R: Come Regione ci siamo chiaramente fatti carico di costruire questa rete attraverso il trasferimento delle risorse necessarie per garantire ai comuni il supporto a questa iniziativa. Il nostro compito principale – lasciando piena autonomia nello sviluppo delle iniziative dello sportello pur mantenendo sempre connotati omogenei per garantirne il carattere di rete – è stato quello di prevedere un gruppo di pilotaggio. Si tratta di un gruppo che coordina le attività di tutti sportelli, affronta le criticità che possono derivare dal funzionamento di questi sportelli dentro ad un’istituzione particolarmente chiusa come quella penitenziaria e garantisce anche un accompagnamento attraverso una serie di seminari come quello che abbiamo fatto il primo aprile, che servono a garantire una formazione mirata agli operatori che poi faranno concretamente funzionare questo sportello e che nella maggior parte dei casi sono operatori culturali. Ad esempio abbiamo fatto un seminario sulla Bossi-Fini e per il 2003 abbiamo in previsione altri 4 seminari su temi che sono stati rilevati dagli operatori come bisogni espressi dai detenuti, per esempio il rapporto tra il detenuto immigrato e il disagio psichico, il ruolo delle comunità degli immigrati nel percorso di inserimento nel tessuto sociale, la questione delle detenute immigrate e la comunicazione interculturale nella gestione dei processi informativi durante i colloqui. Il nostro ruolo è quindi incentrato soprattutto nel mantenere un carattere di unitarietà del progetto all’interno di un quadro in cui le situazioni dei vari istituti sono completamente diverse, se non altro per le dimensioni delle strutture e per le relative problematicità che queste determinano in termini di sovraffollamento o di rapporti tra i percorsi di reinserimento – che sono possibili in istituti penitenziari più piccoli ma sicuramente molto più complicati se non addirittura assenti negli istituti penitenziari più grandi come ad esempio quello di Bologna.

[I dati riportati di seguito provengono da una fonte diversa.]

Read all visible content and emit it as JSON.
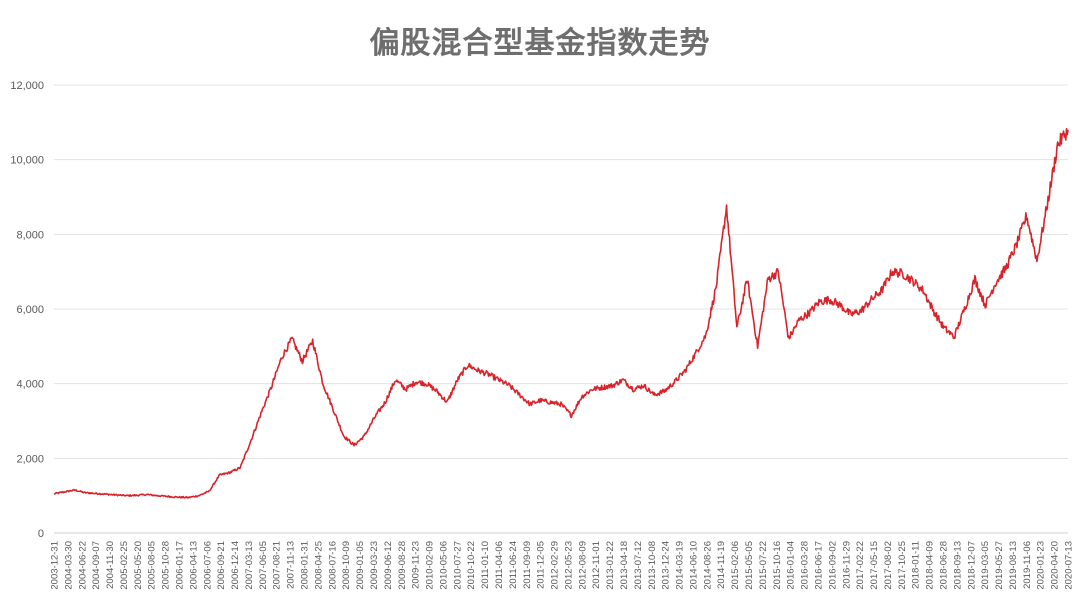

D: E’ possibile – tenendo conto di quanto ci ha appena detto sulla diversità degli istituti – fare una valutazione degli obiettivi quantitativi raggiunti?

R: Sì, è possibile perché già l’anno scorso abbiamo cercato di verificare l’impatto che un progetto così particolare ha finora avuto all’interno degli istituti penitenziari attraverso un questionario che è stato diffuso negli istituti ad una parte degli operatori penitenziari. Abbiamo cercato di monitorare l’impatto di questo progetto attraverso gli operatori penitenziari, gli educatori e i mediatori culturali. Si trattava di un questionario con una decina di domande aperte che tendevano alla comprensione di come è stata vista questa iniziativa dopo tre anni di operatività e come questa iniziativa ha interagito con le funzioni proprie del personale penitenziario. Devo dire che c’è stata una risposta statisticamente importante per noi: hanno risposto circa 400 operatori tenendo conto che noi abbiamo distribuito il questionario esclusivamente agli operatori che hanno potuto interagire con lo sportello. Quest’anno stiamo invece lavorando per avere l’altra fotografia, quella più importante, ovvero come è visto lo sportello da parte delle detenute e dei detenuti immigrati. Non sarà sicuramente un’operazione semplicissima, ma a quel punto avremo un risultato un po’ più reale. Fino ad adesso abbiamo un dato per noi molto significativo di circa 5000 colloqui sviluppati all’interno degli sportelli con i mediatori culturali e gli operatori dello sportello. Inoltre, a Bologna lo sportello informativo è diventato il veicolo dei servizi che il territorio fornisce su queste tematiche, ad esempio lo sportello nel carcere della Dozza è diventato il veicolo per altre attività quali la mediazione sanitaria o lo sportello informativo per il lavoro e per eventuali percorsi di reinserimento una volta fuori dal carcere.